Kommentar: Ablenkungsmanöver

27.05.2010 | Stand 03.12.2020, 3:59 Uhr

Hier sind echte Profis am Werk. Werbestrategen, die alle Tricks der Meinungsmanipulation beherrschen. Deshalb dürfen Deutschlands Datenschützer eines auf gar keinen Fall: Die neueste Verlautbarung aus dem Hause Google als Erfolg werten. Denn die Ankündigung, weltweit die Fototouren für Street View vorerst und auf unbestimmte Zeit auszusetzen, ist nur ein Ablenkungsmanöver.

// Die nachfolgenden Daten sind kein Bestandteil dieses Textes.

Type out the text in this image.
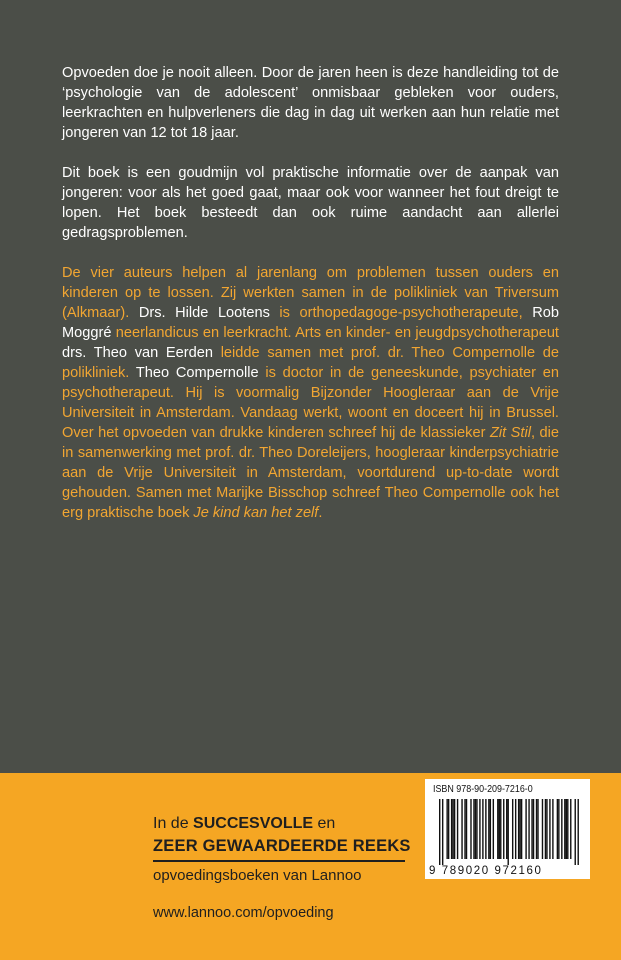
Opvoeden doe je nooit alleen. Door de jaren heen is deze handleiding tot de ‘psychologie van de adolescent’ onmisbaar gebleken voor ouders, leerkrachten en hulpverleners die dag in dag uit werken aan hun relatie met jongeren van 12 tot 18 jaar.

Dit boek is een goudmijn vol praktische informatie over de aanpak van jongeren: voor als het goed gaat, maar ook voor wanneer het fout dreigt te lopen. Het boek besteedt dan ook ruime aandacht aan allerlei gedragsproblemen.

De vier auteurs helpen al jarenlang om problemen tussen ouders en kinderen op te lossen. Zij werkten samen in de polikliniek van Triversum (Alkmaar). Drs. Hilde Lootens is orthopedagoge-psychotherapeute, Rob Moggré neerlandicus en leerkracht. Arts en kinder- en jeugdpsychotherapeut drs. Theo van Eerden leidde samen met prof. dr. Theo Compernolle de polikliniek. Theo Compernolle is doctor in de geneeskunde, psychiater en psychotherapeut. Hij is voormalig Bijzonder Hoogleraar aan de Vrije Universiteit in Amsterdam. Vandaag werkt, woont en doceert hij in Brussel. Over het opvoeden van drukke kinderen schreef hij de klassieker Zit Stil, die in samenwerking met prof. dr. Theo Doreleijers, hoogleraar kinderpsychiatrie aan de Vrije Universiteit in Amsterdam, voortdurend up-to-date wordt gehouden. Samen met Marijke Bisschop schreef Theo Compernolle ook het erg praktische boek Je kind kan het zelf.

In de SUCCESVOLLE en

ZEER GEWAARDEERDE REEKS

opvoedingsboeken van Lannoo

www.lannoo.com/opvoeding

ISBN 978-90-209-7216-0
9 789020 972160
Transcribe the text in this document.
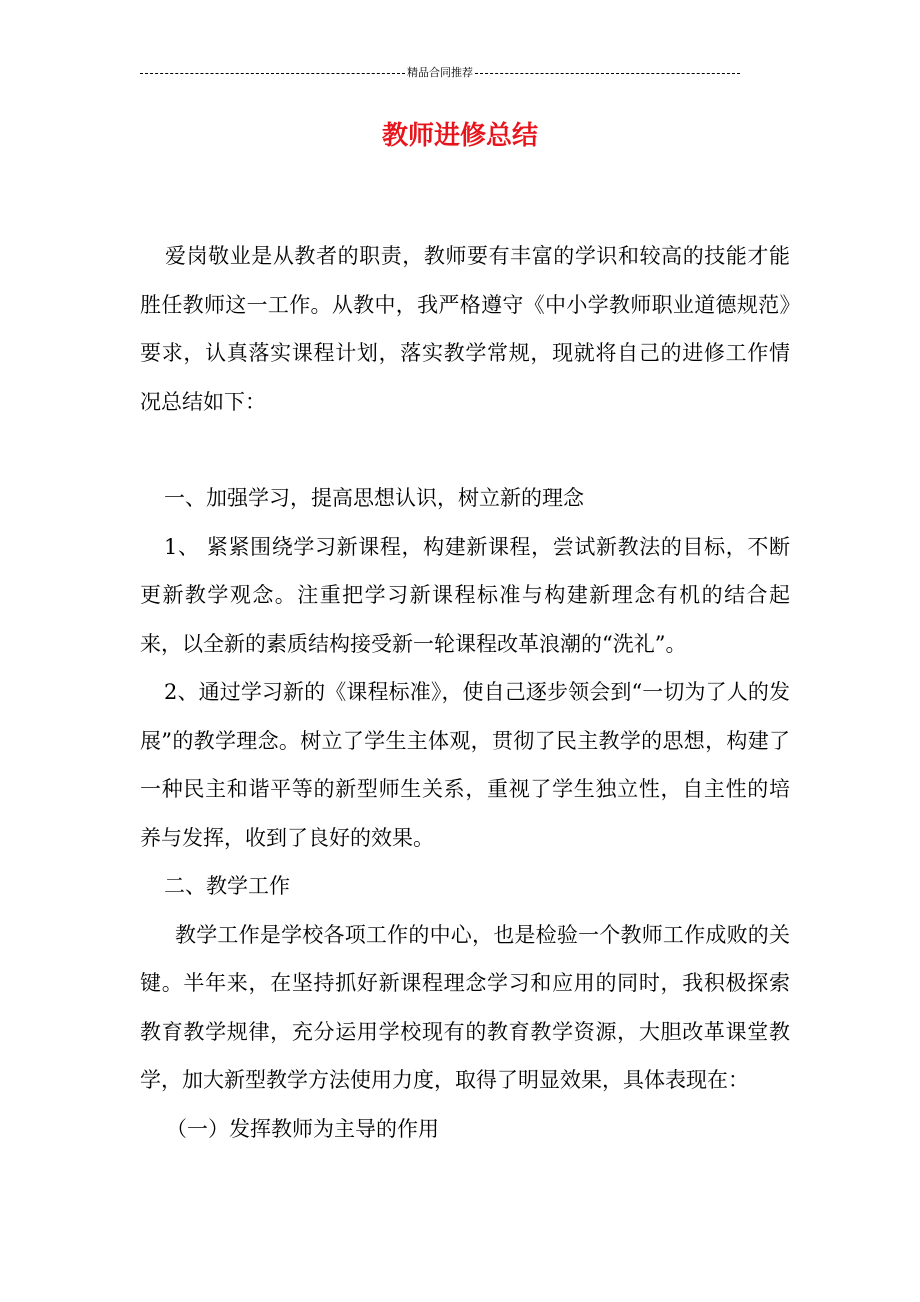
精品合同推荐
教师进修总结

爱岗敬业是从教者的职责，教师要有丰富的学识和较高的技能才能胜任教师这一工作。从教中，我严格遵守《中小学教师职业道德规范》要求，认真落实课程计划，落实教学常规，现就将自己的进修工作情况总结如下：

一、加强学习，提高思想认识，树立新的理念

1、 紧紧围绕学习新课程，构建新课程，尝试新教法的目标，不断更新教学观念。注重把学习新课程标准与构建新理念有机的结合起来，以全新的素质结构接受新一轮课程改革浪潮的“洗礼”。

2、通过学习新的《课程标准》，使自己逐步领会到“一切为了人的发展”的教学理念。树立了学生主体观，贯彻了民主教学的思想，构建了一种民主和谐平等的新型师生关系，重视了学生独立性，自主性的培养与发挥，收到了良好的效果。

二、教学工作

教学工作是学校各项工作的中心，也是检验一个教师工作成败的关键。半年来，在坚持抓好新课程理念学习和应用的同时，我积极探索教育教学规律，充分运用学校现有的教育教学资源，大胆改革课堂教学，加大新型教学方法使用力度，取得了明显效果，具体表现在：

（一）发挥教师为主导的作用
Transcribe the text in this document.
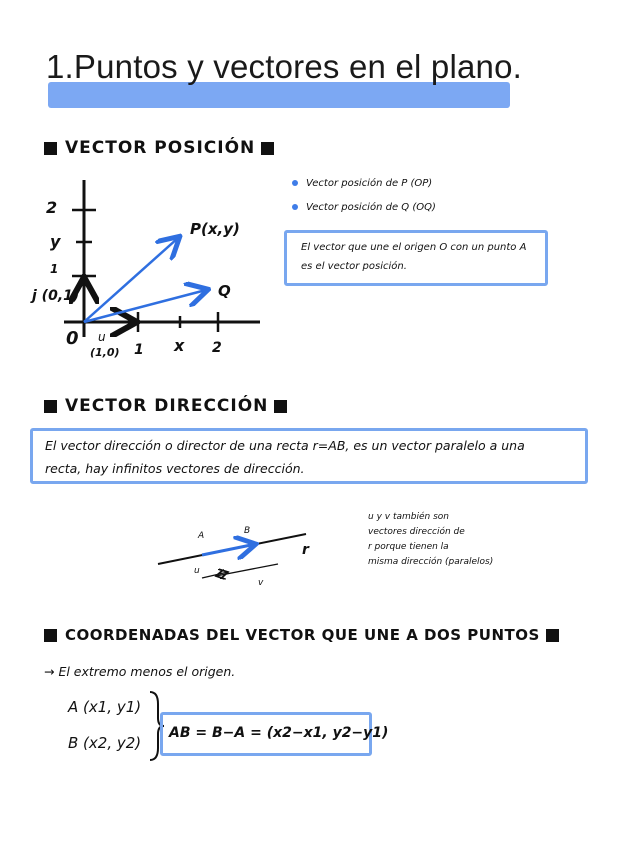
1.Puntos y vectores en el plano.
VECTOR POSICIÓN
2
y
1
j (0,1)
0 u
(1,0) 1 x 2
P(x,y)
Q
Vector posición de P (OP)
Vector posición de Q (OQ)
El vector que une el origen O con un punto A
es el vector posición.
VECTOR DIRECCIÓN
El vector dirección o director de una recta r=AB, es un vector paralelo a una
recta, hay infinitos vectores de dirección.
A	B
r
u
v
u y v también son
vectores dirección de
r porque tienen la
misma dirección (paralelos)
COORDENADAS DEL VECTOR QUE UNE A DOS PUNTOS
→ El extremo menos el origen.
A (x1, y1)
B (x2, y2)
AB = B−A = (x2−x1, y2−y1)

Fußballer würden angesichts dieser Taktik von „Ball flach halten“ sprechen, U-Boot- Kapitäne von „abtauchen“ und an Helmut Kohl geschulte Politiker von „aussitzen“. Google steuert seine Spähfahrzeuge aus dem Fokus der Öffentlichkeit, bis sich die Aufwallung gelegt hat. Schließlich musste der Internetgigant zuletzt arg viel ungewollte Medienpräsenz ertragen – und das mag er gar nicht.
 
Die Kalifornier streben nach der Macht über das Wissen der Welt sowie sämtliche private Sphären, mit denen sich Geld verdienen lässt. Dieses Ziel treiben sie konsequent im Verborgenen voran. Kritischen Einwürfen begegnet Google am liebsten mit einer Mischung aus Arroganz und Aggressivität. Um so peinlicher, dass die Datenjäger jetzt beim Speichern persönlicher Daten aus WLAN-Netzen erwischt worden sind und sich entschuldigen mussten. Doch auch das ist nichts als Rhetorik. Professionell vorgetragene Phrasen.
 
Zumindest wird sich die Staatsanwaltschaft Hamburg, die gegen Google ermittelt, nicht mit der Rechtfertigungsprosa abspeisen lassen. Das freiwillige Fahrverbot für die Kameraautos darf nicht zu dem Trugschluss führen, Google teile plötzlich die Zweifel vieler Juristen an der Zulässigkeit von Street View und bereite den geordneten Rückzug vor. Denn die Auszeit dient allein dazu, nach dem WLAN-Skandal für Ruhe zu sorgen. Danach wird Google weitermachen wie gewohnt: bedenkenlos und erschreckend professionell.